Şiirde; yalın bir dil kullanılmıştır. Şiir, iki kıta ve iki beyitten oluşmakla birlikte; on dörtlü hece vezni ile yazılmıştır. Birinci kıtanın; birinci, ikinci, üçüncü dizelerinin “ - iyet “ seslerinde zengin kafiye; ikinci kıtanın birinci ve ikinci dizelerinin “ - en “ seslerinde tam kafiye, üçüncü ve dördüncü dizelerinin “ - inden “ seslerinde zengin kafiye; birinci ve ikinci beyitin “ - sın “ seslerinde zengin kafiye vardır. Sanatsız ve yalın bir anlatım ile yazılmıştır.

Öğrencilerin, kelime dağarcıklarını zenginleştirmek için “ medeniyet, hürriyet, armağan, cumhuriyet, çağdaş, millet, hakimiyet, zerre, eser “ kelimelerinin anlamları kavratılır. Şiirin dizeleri, devrik cümlelerden oluşmaktadır.

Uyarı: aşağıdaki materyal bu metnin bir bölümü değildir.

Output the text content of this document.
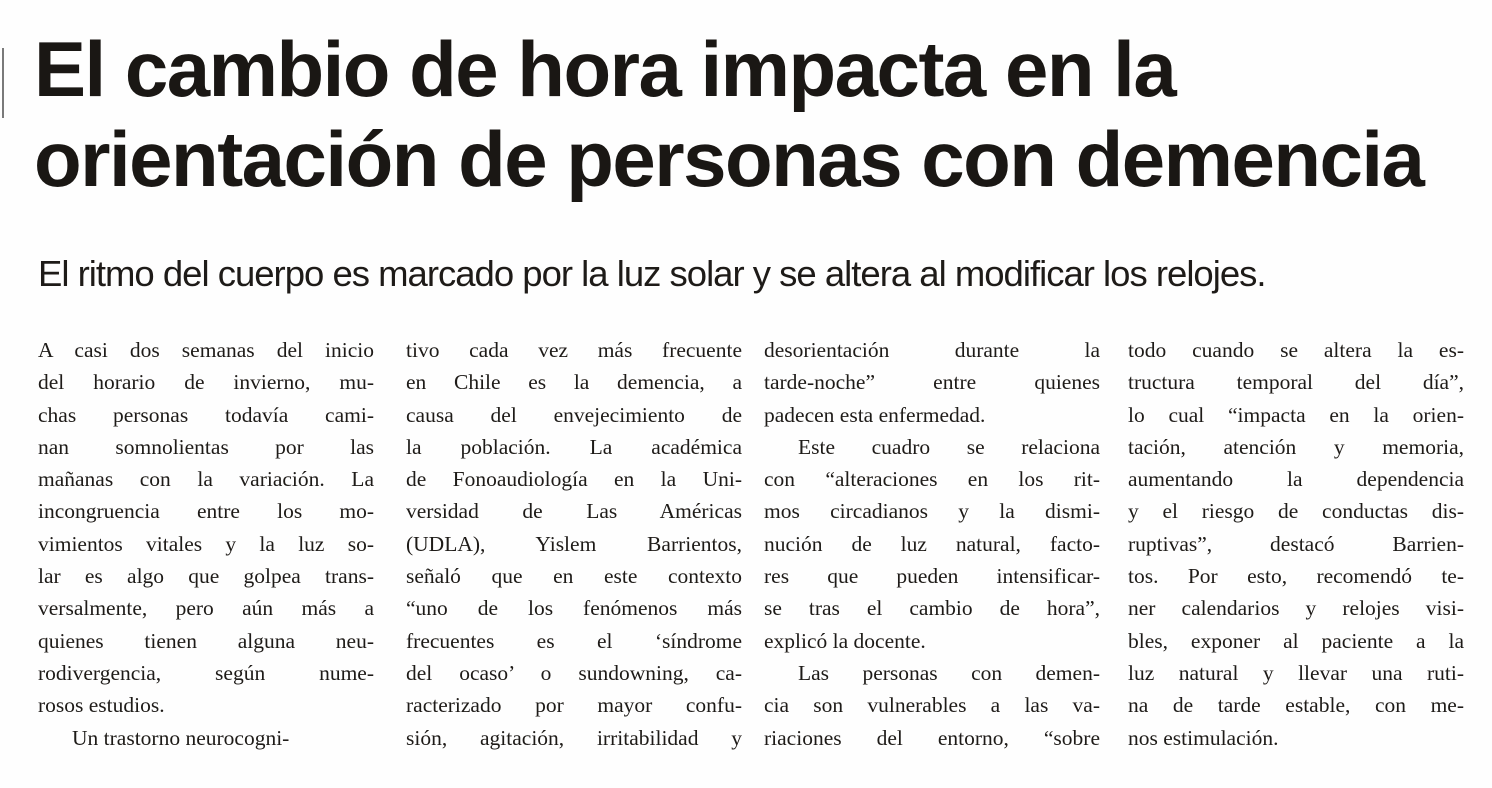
El cambio de hora impacta en la
orientación de personas con demencia

El ritmo del cuerpo es marcado por la luz solar y se altera al modificar los relojes.

A casi dos semanas del inicio
del horario de invierno, mu-
chas personas todavía cami-
nan somnolientas por las
mañanas con la variación. La
incongruencia entre los mo-
vimientos vitales y la luz so-
lar es algo que golpea trans-
versalmente, pero aún más a
quienes tienen alguna neu-
rodivergencia, según nume-
rosos estudios.
Un trastorno neurocogni-
tivo cada vez más frecuente
en Chile es la demencia, a
causa del envejecimiento de
la población. La académica
de Fonoaudiología en la Uni-
versidad de Las Américas
(UDLA), Yislem Barrientos,
señaló que en este contexto
“uno de los fenómenos más
frecuentes es el ‘síndrome
del ocaso’ o sundowning, ca-
racterizado por mayor confu-
sión, agitación, irritabilidad y
desorientación durante la
tarde-noche” entre quienes
padecen esta enfermedad.
Este cuadro se relaciona
con “alteraciones en los rit-
mos circadianos y la dismi-
nución de luz natural, facto-
res que pueden intensificar-
se tras el cambio de hora”,
explicó la docente.
Las personas con demen-
cia son vulnerables a las va-
riaciones del entorno, “sobre
todo cuando se altera la es-
tructura temporal del día”,
lo cual “impacta en la orien-
tación, atención y memoria,
aumentando la dependencia
y el riesgo de conductas dis-
ruptivas”, destacó Barrien-
tos. Por esto, recomendó te-
ner calendarios y relojes visi-
bles, exponer al paciente a la
luz natural y llevar una ruti-
na de tarde estable, con me-
nos estimulación.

166 Nalan Gören, Zuhal Yener, Aysun İldeniz, Hulus Sıtkı Aksal, Nuran Sarıöz, İlköğretim Türkçe 5 Ders

Noktalama işaretlerinden; virgül, nokta, noktalı virgül ve kesme işareti kullanılmıştır. “ Armağan, millet, devlet, karanlık, dağ, taş, dünya “ somut kelimelere, “ medeniyet, hürriyet, Cumhuriyet, çağdaş, hakimiyet “ soyut kelimelere, “ Atatürk’ten, baştasın, yaptı, karanlıktan “ kelimeleri, sert sessiz benzeşmesine, “ ardında “ kelimesi ünsüz yumuşamasına,” devletler, dağlar, taşlar, başlar “ çoğul takısı almış kelimelere, “ Atatürk’ten, Türk’ü, Ata’m, Cumhuriyet “ kelimeleri, özel isimlerin baş harflerinin büyük harfle yazılıp, ek aldıkları zaman kesme işaretiyle ayrılacağına, “ hürriyet, hakimiyet, karanlık “ türemiş kelimelere, “ çağdaş bir düzen “ sıfat tamlamasına, birinci kıtanın ikinci dizesinde “ bizlere “ kelimesi, birinci beyitin birinci dizesinde “ sen “ kelimesi, ikinci kıtanın birinci dizesinde “ o “ kelimesi, ikinci beyitin birinci dizesinde “ sen “ kelimesi zamirlere örnek oluşturmaktadır.